Catarina Martins acusa CTT de manipularem dados

  • Lusa e ECO
  • 24 Fevereiro 2019

A coordenadora do Bloco de Esquerda, Catarina Martins, acusa os CTT de mentirem. E diz que "a cada dia que passa, a cada mês que passa, a empresa está mais frágil".

A coordenadora do Bloco de Esquerda, Catarina Martins, disse, em Coimbra, que “a administração dos CTT tem vindo a manipular os dados” que divulga publicamente e a “mentir” ao regulador e às populações. “A cada dia que passa, a cada mês que passa, a empresa está mais frágil”, afirmou Catarina Martins, apesar dos CTT terem apresentado lucros em 2018. Enquanto pertenceu ao setor público, “deu lucros da ordem dos 60 milhões de euros por ano”, estando “presente em todo o território”, acrescenta. Em 2018, os lucros dos CTT caíram 28%, para 20 milhões de euros, especialmente por causa dos custos da reestruturação, mas operacionalmente, a empresa voltou a crescer.

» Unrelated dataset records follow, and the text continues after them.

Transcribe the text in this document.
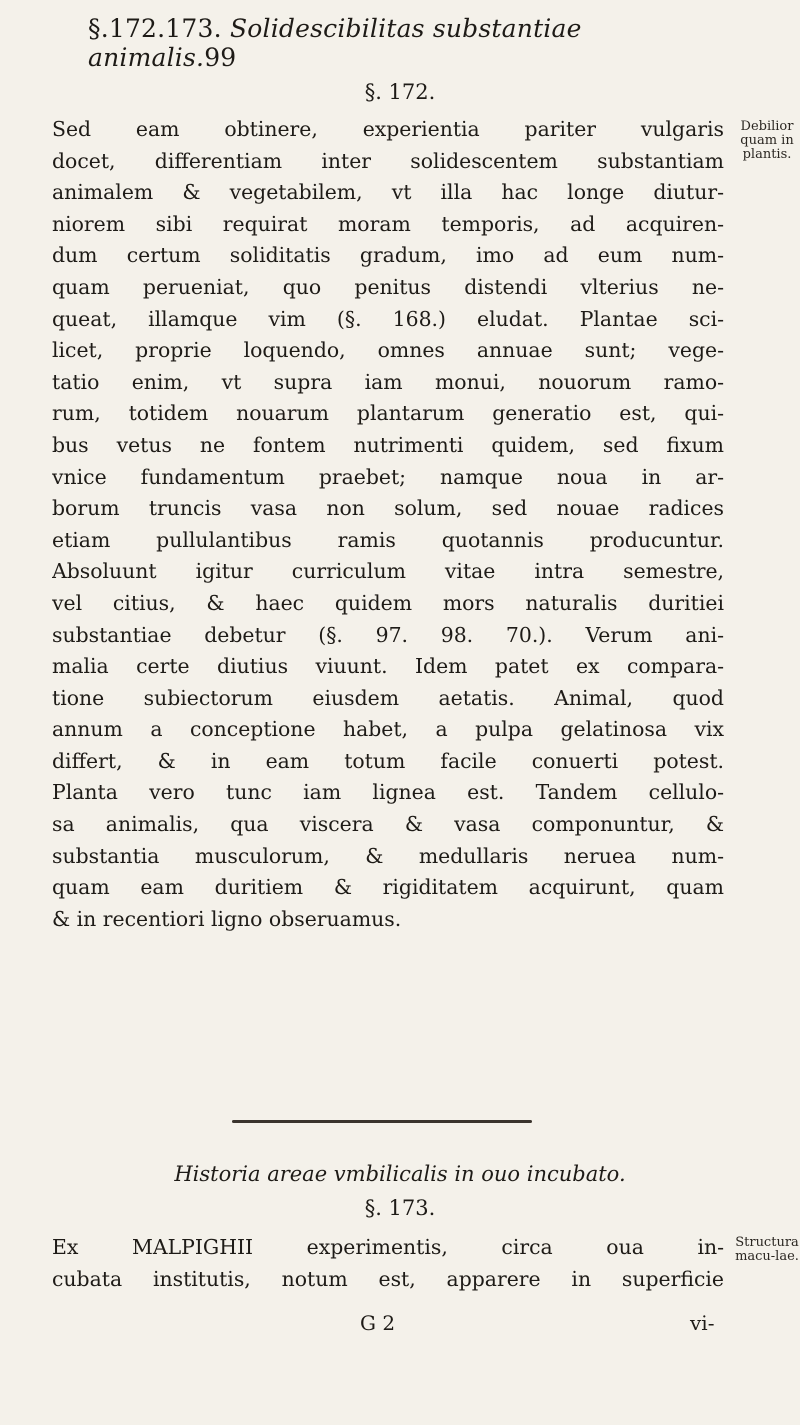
§.172.173. Solidescibilitas substantiae animalis.99
§. 172.
Sed eam obtinere, experientia pariter vulgaris
docet, differentiam inter solidescentem substantiam
animalem & vegetabilem, vt illa hac longe diutur-
niorem sibi requirat moram temporis, ad acquiren-
dum certum soliditatis gradum, imo ad eum num-
quam perueniat, quo penitus distendi vlterius ne-
queat, illamque vim (§. 168.) eludat. Plantae sci-
licet, proprie loquendo, omnes annuae sunt; vege-
tatio enim, vt supra iam monui, nouorum ramo-
rum, totidem nouarum plantarum generatio est, qui-
bus vetus ne fontem nutrimenti quidem, sed fixum
vnice fundamentum praebet; namque noua in ar-
borum truncis vasa non solum, sed nouae radices
etiam pullulantibus ramis quotannis producuntur.
Absoluunt igitur curriculum vitae intra semestre,
vel citius, & haec quidem mors naturalis duritiei
substantiae debetur (§. 97. 98. 70.). Verum ani-
malia certe diutius viuunt. Idem patet ex compara-
tione subiectorum eiusdem aetatis. Animal, quod
annum a conceptione habet, a pulpa gelatinosa vix
differt, & in eam totum facile conuerti potest.
Planta vero tunc iam lignea est. Tandem cellulo-
sa animalis, qua viscera & vasa componuntur, &
substantia musculorum, & medullaris neruea num-
quam eam duritiem & rigiditatem acquirunt, quam
& in recentiori ligno obseruamus.
Debilior quam in plantis.
Historia areae vmbilicalis in ouo incubato.
§. 173.
Ex MALPIGHII experimentis, circa oua in-
cubata institutis, notum est, apparere in superficie
Structura macu-lae.
G 2	vi-
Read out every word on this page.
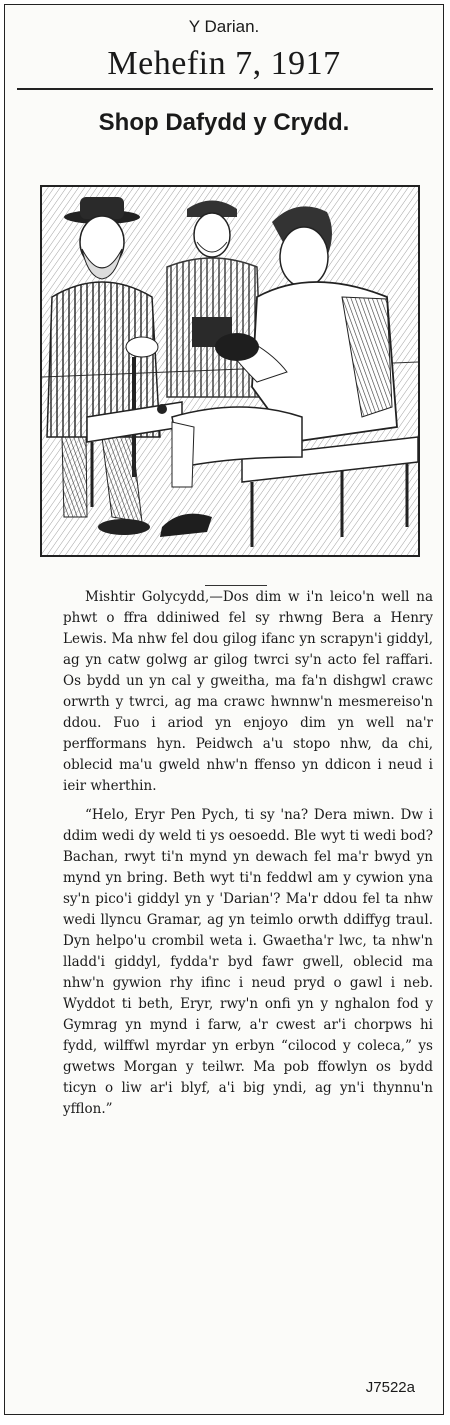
Y Darian.
Mehefin 7, 1917
Shop Dafydd y Crydd.

Mishtir Golycydd,—Dos dim w i'n leico'n well na phwt o ffra ddiniwed fel sy rhwng Bera a Henry Lewis. Ma nhw fel dou gilog ifanc yn scrapyn'i giddyl, ag yn catw golwg ar gilog twrci sy'n acto fel raffari. Os bydd un yn cal y gweitha, ma fa'n dishgwl crawc orwrth y twrci, ag ma crawc hwnnw'n mesmereiso'n ddou. Fuo i ariod yn enjoyo dim yn well na'r perfformans hyn. Peidwch a'u stopo nhw, da chi, oblecid ma'u gweld nhw'n ffenso yn ddicon i neud i ieir wherthin.

“Helo, Eryr Pen Pych, ti sy 'na? Dera miwn. Dw i ddim wedi dy weld ti ys oesoedd. Ble wyt ti wedi bod? Bachan, rwyt ti'n mynd yn dewach fel ma'r bwyd yn mynd yn bring. Beth wyt ti'n feddwl am y cywion yna sy'n pico'i giddyl yn y 'Darian'? Ma'r ddou fel ta nhw wedi llyncu Gramar, ag yn teimlo orwth ddiffyg traul. Dyn helpo'u crombil weta i. Gwaetha'r lwc, ta nhw'n lladd'i giddyl, fydda'r byd fawr gwell, oblecid ma nhw'n gywion rhy ifinc i neud pryd o gawl i neb. Wyddot ti beth, Eryr, rwy'n onfi yn y nghalon fod y Gymrag yn mynd i farw, a'r cwest ar'i chorpws hi fydd, wilffwl myrdar yn erbyn “cilocod y coleca,” ys gwetws Morgan y teilwr. Ma pob ffowlyn os bydd ticyn o liw ar'i blyf, a'i big yndi, ag yn'i thynnu'n yfflon.”

J7522a
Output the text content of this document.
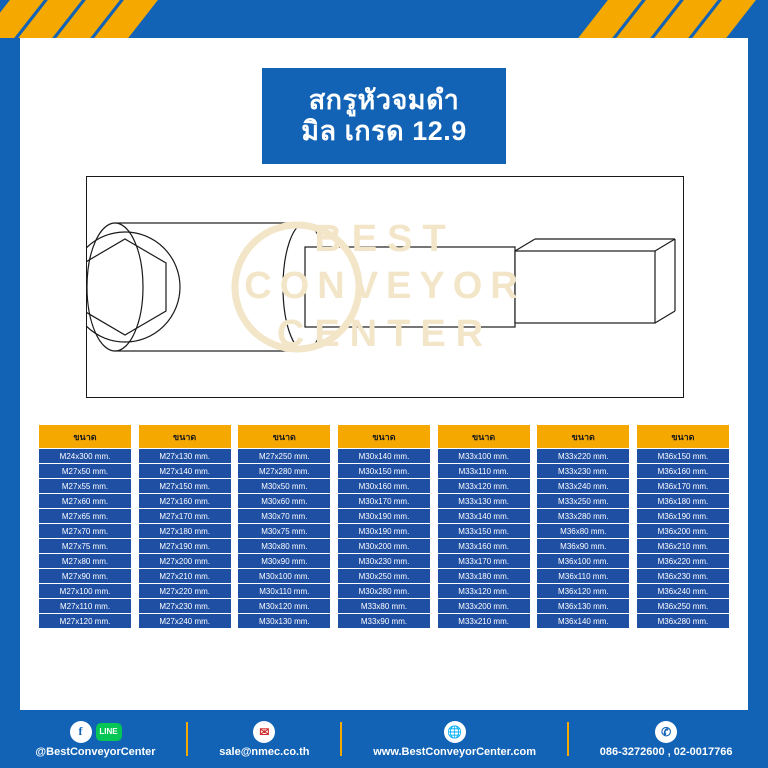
สกรูหัวจมดำ
มิล เกรด 12.9
BEST
CONVEYOR
CENTER
ขนาด
M24x300 mm.
M27x50 mm.
M27x55 mm.
M27x60 mm.
M27x65 mm.
M27x70 mm.
M27x75 mm.
M27x80 mm.
M27x90 mm.
M27x100 mm.
M27x110 mm.
M27x120 mm.
ขนาด
M27x130 mm.
M27x140 mm.
M27x150 mm.
M27x160 mm.
M27x170 mm.
M27x180 mm.
M27x190 mm.
M27x200 mm.
M27x210 mm.
M27x220 mm.
M27x230 mm.
M27x240 mm.
ขนาด
M27x250 mm.
M27x280 mm.
M30x50 mm.
M30x60 mm.
M30x70 mm.
M30x75 mm.
M30x80 mm.
M30x90 mm.
M30x100 mm.
M30x110 mm.
M30x120 mm.
M30x130 mm.
ขนาด
M30x140 mm.
M30x150 mm.
M30x160 mm.
M30x170 mm.
M30x190 mm.
M30x190 mm.
M30x200 mm.
M30x230 mm.
M30x250 mm.
M30x280 mm.
M33x80 mm.
M33x90 mm.
ขนาด
M33x100 mm.
M33x110 mm.
M33x120 mm.
M33x130 mm.
M33x140 mm.
M33x150 mm.
M33x160 mm.
M33x170 mm.
M33x180 mm.
M33x120 mm.
M33x200 mm.
M33x210 mm.
ขนาด
M33x220 mm.
M33x230 mm.
M33x240 mm.
M33x250 mm.
M33x280 mm.
M36x80 mm.
M36x90 mm.
M36x100 mm.
M36x110 mm.
M36x120 mm.
M36x130 mm.
M36x140 mm.
ขนาด
M36x150 mm.
M36x160 mm.
M36x170 mm.
M36x180 mm.
M36x190 mm.
M36x200 mm.
M36x210 mm.
M36x220 mm.
M36x230 mm.
M36x240 mm.
M36x250 mm.
M36x280 mm.
f	LINE
@BestConveyorCenter
✉
sale@nmec.co.th
🌐
www.BestConveyorCenter.com
✆
086-3272600 , 02-0017766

A privatização dos CTT “está a permitir aos acionistas privados vampirizarem a empresa” e, “como diz o próprio regulador – a Anacom [Autoridade Nacional de Comunicações] – não estão a ser cumpridos os mínimos do serviço público a que a empresa estava obrigada”. O regulador não refere exatamente isso, mas impôs mais exigência nos critérios de qualidade para 2019 e 2020.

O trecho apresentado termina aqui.